Call for Papers: Die Fotografie und ihre Institutionen: Netzwerke, Sammlungen, Archive, Museen

Kulturwissenschaftliches Institut Essen (KWI)
Call for Papers: Die Fotografie und ihre Institutionen: Netzwerke, Sammlungen, Archive, Museen

Die Institutionalisierung bezeichnet einen Prozess, in dessen Verlauf Handlungen sowie die Handelnden selbst in ihrem Verhalten typisiert, normiert und damit auf längere Zeit festgeschrieben werden. Gleichzeitig werden die (nicht-menschlichen) Objekte in ihrer Erscheinung, Rezeption und Deutung durch diesen Prozess mitgeprägt.
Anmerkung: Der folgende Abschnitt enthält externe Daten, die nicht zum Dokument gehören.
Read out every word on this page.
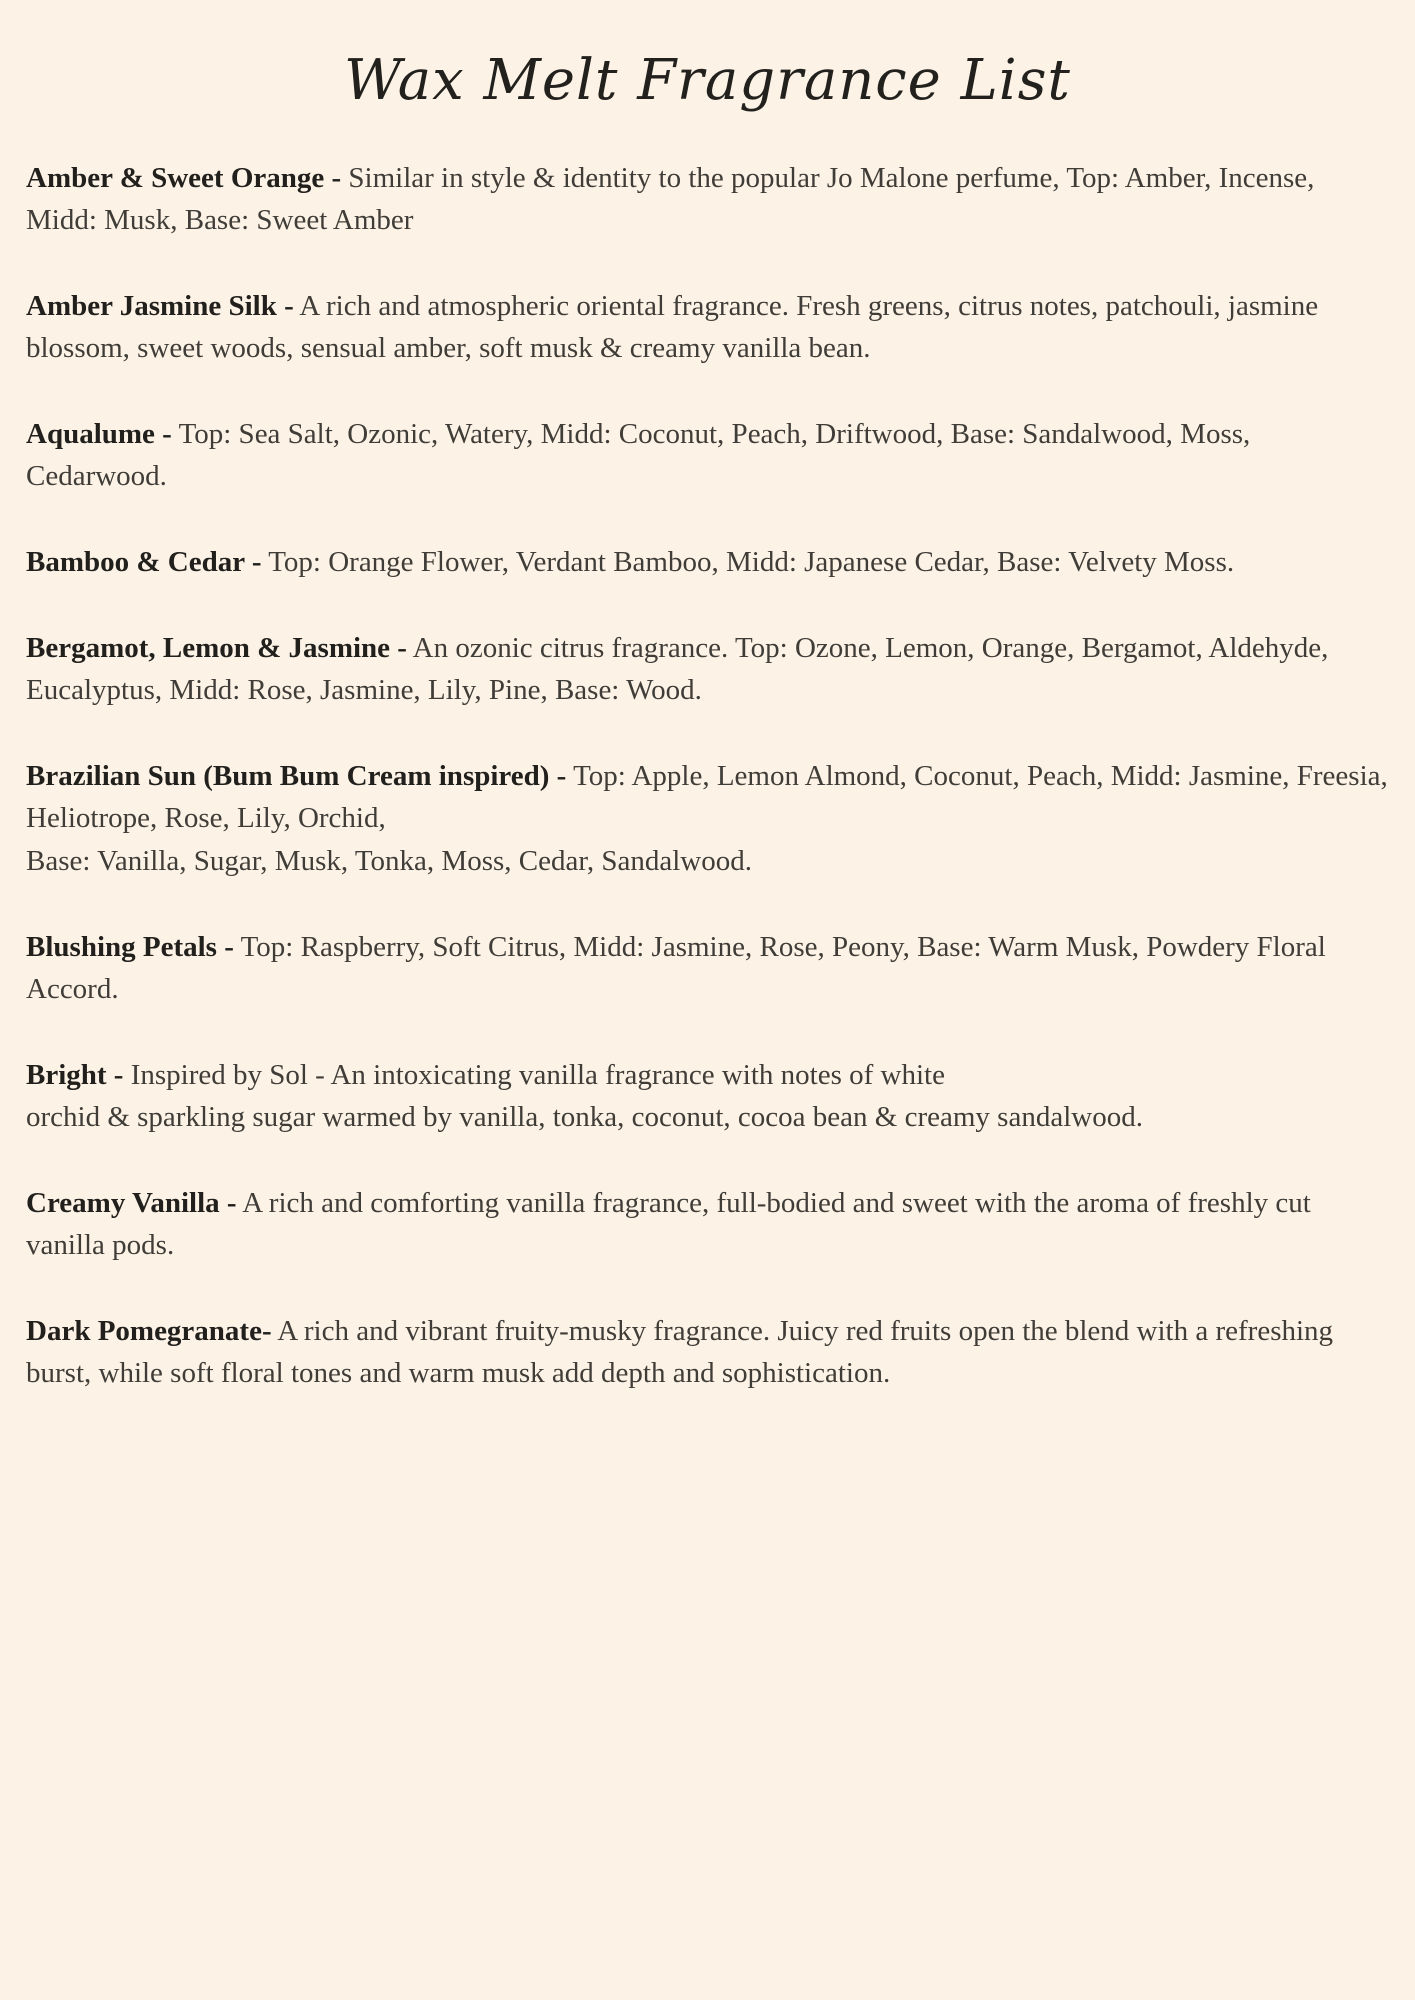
Wax Melt Fragrance List

Amber & Sweet Orange - Similar in style & identity to the popular Jo Malone perfume, Top: Amber, Incense, Midd: Musk, Base: Sweet Amber

Amber Jasmine Silk - A rich and atmospheric oriental fragrance. Fresh greens, citrus notes, patchouli, jasmine blossom, sweet woods, sensual amber, soft musk & creamy vanilla bean.

Aqualume - Top: Sea Salt, Ozonic, Watery, Midd: Coconut, Peach, Driftwood, Base: Sandalwood, Moss, Cedarwood.

Bamboo & Cedar - Top: Orange Flower, Verdant Bamboo, Midd: Japanese Cedar, Base: Velvety Moss.

Bergamot, Lemon & Jasmine - An ozonic citrus fragrance. Top: Ozone, Lemon, Orange, Bergamot, Aldehyde, Eucalyptus, Midd: Rose, Jasmine, Lily, Pine, Base: Wood.

Brazilian Sun (Bum Bum Cream inspired) - Top: Apple, Lemon Almond, Coconut, Peach, Midd: Jasmine, Freesia, Heliotrope, Rose, Lily, Orchid,
Base: Vanilla, Sugar, Musk, Tonka, Moss, Cedar, Sandalwood.

Blushing Petals - Top: Raspberry, Soft Citrus, Midd: Jasmine, Rose, Peony, Base: Warm Musk, Powdery Floral Accord.

Bright - Inspired by Sol - An intoxicating vanilla fragrance with notes of white
orchid & sparkling sugar warmed by vanilla, tonka, coconut, cocoa bean & creamy sandalwood.

Creamy Vanilla - A rich and comforting vanilla fragrance, full-bodied and sweet with the aroma of freshly cut vanilla pods.

Dark Pomegranate- A rich and vibrant fruity-musky fragrance. Juicy red fruits open the blend with a refreshing burst, while soft floral tones and warm musk add depth and sophistication.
Im aktuellen Debattenkontext zur Gründung und Funktion eines bundesdeutschen Fotoinstituts widmet sich die Tagung den historischen, politischen, soziologischen, ästhetischen und fotohistorischen Diskursen zur Institutionalisierung der Fotografie als Medium, kulturelle und soziale Praxis, sowie als Kunstform, Dokument und Technik. Aus verschiedenen kulturkritischen Perspektiven und unter Berücksichtigung diverser Methodenansätze und Praxisbezüge sollen die Formen und Formate, die Logiken und Traditionen der Klassifizierung, Sammlung, Ausstellung, Konservierung, Archivierung und des Verkaufs fotografischer Bilder beleuchtet werden. Ausgangspunkt sind dabei nicht in erster Linie einzelne Bilder, monografische Werkgruppen, Genres (Porträt, Landschaft, etc.) und Gattungen (Kunstfotografie, Werbe- und Wissenschaftsfotografie), sondern es soll umgekehrt gefragt werden, wie die diversen Praktiken im Umgang mit Fotografie diese Kategorien (mit)geprägt haben und inwiefern sie historischen und kulturellen Wandlungen und Wertverschiebungen unterliegen, die an Institutionalisierungsfragen gebunden sind (ohne doch gänzlich in ihnen aufzugehen). Den zeitlichen und geografischen Rahmen soll Deutschland ab 1945 bilden, wobei komparatistische Perspektiven, die internationale Vergleiche ziehen, willkommen sind.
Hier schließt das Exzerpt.